A joint report by PwC India & US-India Chamber of Commerce (USAIC) has revealed that India is emerging as a favourable destination to conduct clinical trials. The report was released at the USAIC BioPharma & Healthcare Summit held virtually on May 3.
“Clinical trial activity in India has been increasing steadily since 2014 due to several key regulatory reforms aimed towards global harmonisation, enabling open access to clinical trials in India. The country’s diverse population, combined with its rapidly advancing healthcare infrastructure, provides a fertile ground for clinical trials to flourish. This is an opportunity for top biopharma companies to develop a long-term strategy that focuses on the key enablers of innovation and strategic partnerships in India,” Sujay Shetty, Partner & Global Health Industries Leader, PwC, said in a statement.
According to the report, Biopharma can benefit from the critical enablers of innovation in the private healthcare system in India and leverage the rapidly expanding healthcare infrastructure in the country.
Key takeaways from the report:
- The private sector is a well-suited channel for the top biopharma to conduct more efficient clinical trials with easier and faster access to investigators and patients.
- Indian states with high disease prevalence (e.g., cancer) also have the most number of tier-1 cities, with advanced medical infrastructure and availability of investigators. Targeting these states can provide biopharma companies with faster access to patients, sites, and investigators
- Total number of investigators has increased by 2x between 2015 and 2020, with the majority of the increase occurring in the internal medicine and oncology specialisations. However, the growth in the number of investigators is largely restricted to tier-1 and 2 cities.
- While the top 20 pharma activity for the major therapy classes in India has remained largely constant in the last decade, growth opportunities exist across key diseases (e.g., pain, epilepsy, cervical cancer) and orphan diseases (β-thalassemia, Duchenne Muscular Dystrophy)
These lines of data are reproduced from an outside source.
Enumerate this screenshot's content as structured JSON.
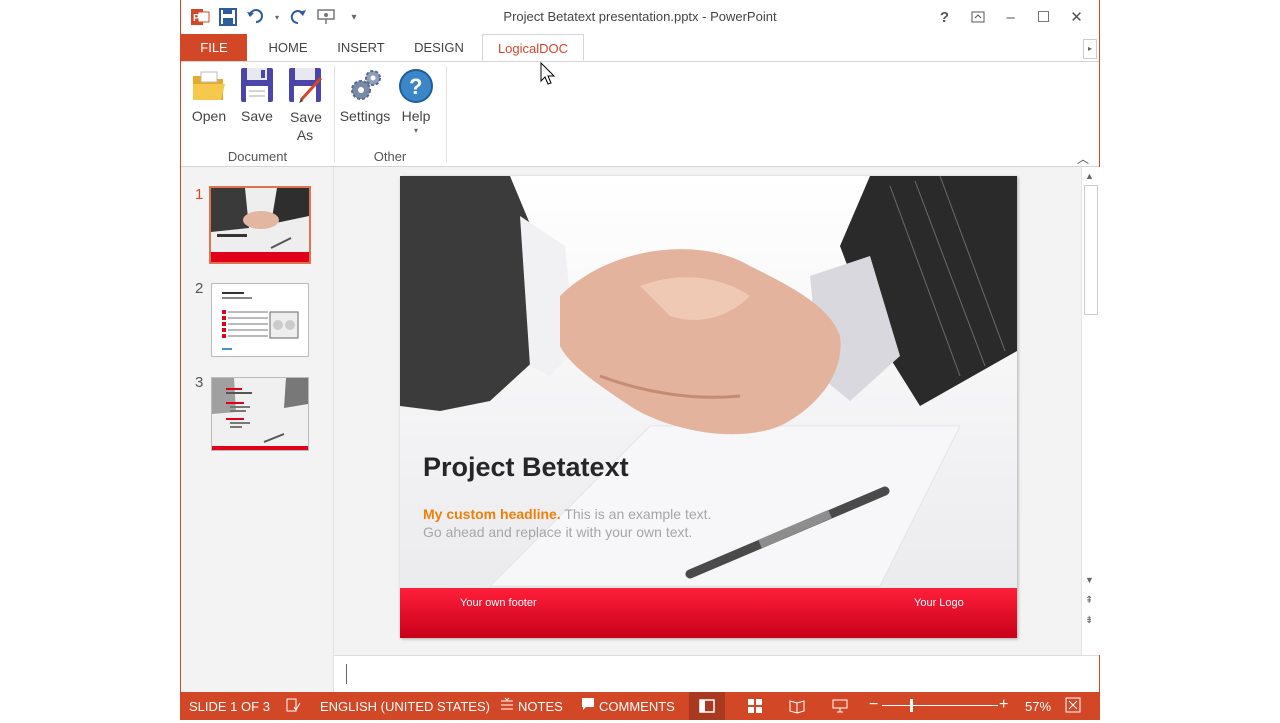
{
  "window": {
    "title": "Project Betatext presentation.pptx - PowerPoint",
    "controls": {
      "help": "?",
      "minimize": "–",
      "maximize": "☐",
      "close": "✕"
    }
  },
  "tabs": [
    {
      "label": "FILE"
    },
    {
      "label": "HOME"
    },
    {
      "label": "INSERT"
    },
    {
      "label": "DESIGN"
    },
    {
      "label": "LogicalDOC"
    }
  ],
  "ribbon": {
    "groups": [
      {
        "label": "Document",
        "buttons": [
          {
            "label": "Open"
          },
          {
            "label": "Save"
          },
          {
            "label": "Save As"
          }
        ]
      },
      {
        "label": "Other",
        "buttons": [
          {
            "label": "Settings"
          },
          {
            "label": "Help"
          }
        ]
      }
    ]
  },
  "thumbnails": [
    {
      "number": "1",
      "title": "Project Betatext"
    },
    {
      "number": "2",
      "title": "Example headline"
    },
    {
      "number": "3",
      "title": "Example"
    }
  ],
  "slide": {
    "title": "Project Betatext",
    "headline": "My custom headline.",
    "body_line1": "This is an example text.",
    "body_line2": "Go ahead and replace it with your own text.",
    "footer_left": "Your own footer",
    "footer_right": "Your Logo"
  },
  "status": {
    "slide_info": "SLIDE 1 OF 3",
    "language": "ENGLISH (UNITED STATES)",
    "notes": "NOTES",
    "comments": "COMMENTS",
    "zoom": "57%"
  },
  "colors": {
    "accent": "#d24726",
    "headline": "#f07f09",
    "footer": "#e1001a"
  }
}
- India has an overall clinical trial participation of ~3% but contributes upwards of 15% to the global burden of most high prevalent diseases (e.g., respiratory infections, cardiovascular, diabetes, cervical cancer), representing an untapped potential for top pharma
- Top biopharma should align their strategy towards tier-1 cities (e.g., Mumbai, Delhi, Bengaluru, Chennai) where the higher bed capacity, number of doctors, and presence of tertiary care multi-city hospitals can support enablement efforts of running faster and more efficient clinical trials.
However, Industry experts point out that there is still a lot to do for India in order to become the innovation hub as well as the clinal trial destination.
Sanish Davis, President, Indian Society for Clinical Research told Financial Express.com that currently, India is not part of early clinical development work from any of the big innovators due to the turnaround that is required from regulatory, and ethics committees as well as the lack of dedicated sites which can do these complex studies.
“Providing enabling and predictable regulations to ensure that India has review and approval timelines in line with some of the advanced economies/regions/countries (USA, EU, SG, AUS, KOREA etc.). While the NDCT Rules states 90 working days, in reality the timeline overshoots the 90 working days timeline in majority of the cases making India unattractive for clinical development work (Phase I, Phase II etc. which require very quick review and approval),” Davis said.
Davis also pointed out that Clinical Trial needs to be encouraged as a care option in the therapeutic armamentarium of all clinicians. This will bring in the demand for innovation and also clinical trials to India, benefitting patients with unmet medical needs (Rare diseases, oncology, immunology, neurology etc.)
“Adequate staffing (multidisciplinary teams) as well as Building expertise in review of innovative clinical research protocols within CDSCO: biologicals (CAR-T, mRNA, snRNA, BCMA products), adaptive clinical trials, decentralized clinical trials etc. Currently, CDSCO has to rely on Clinician experts from govt. institutions for the review process (SEC). While the Clinicians bring in a wealth of experience what they lack is the understanding and exposure to Regulatory Science which is important for providing inputs for the clinical trial proposals,” he added.
He also informed that India currently allows only early phase studies for compounds that are discovered in India which leads us to lose out on this expertise. This also then stymies the development of expertise/talent/capacity building of Phase I sites as there are only a few studies, he added.
“There needs to be more participation and ownership from Medical Institutional heads, Ethics committees, Patient advocacy groups etc. to enable the conduct of clinical trials for Rare Diseases, communicable diseases of relevance to India, Neurosciences, Opthalmology etc.,” he said.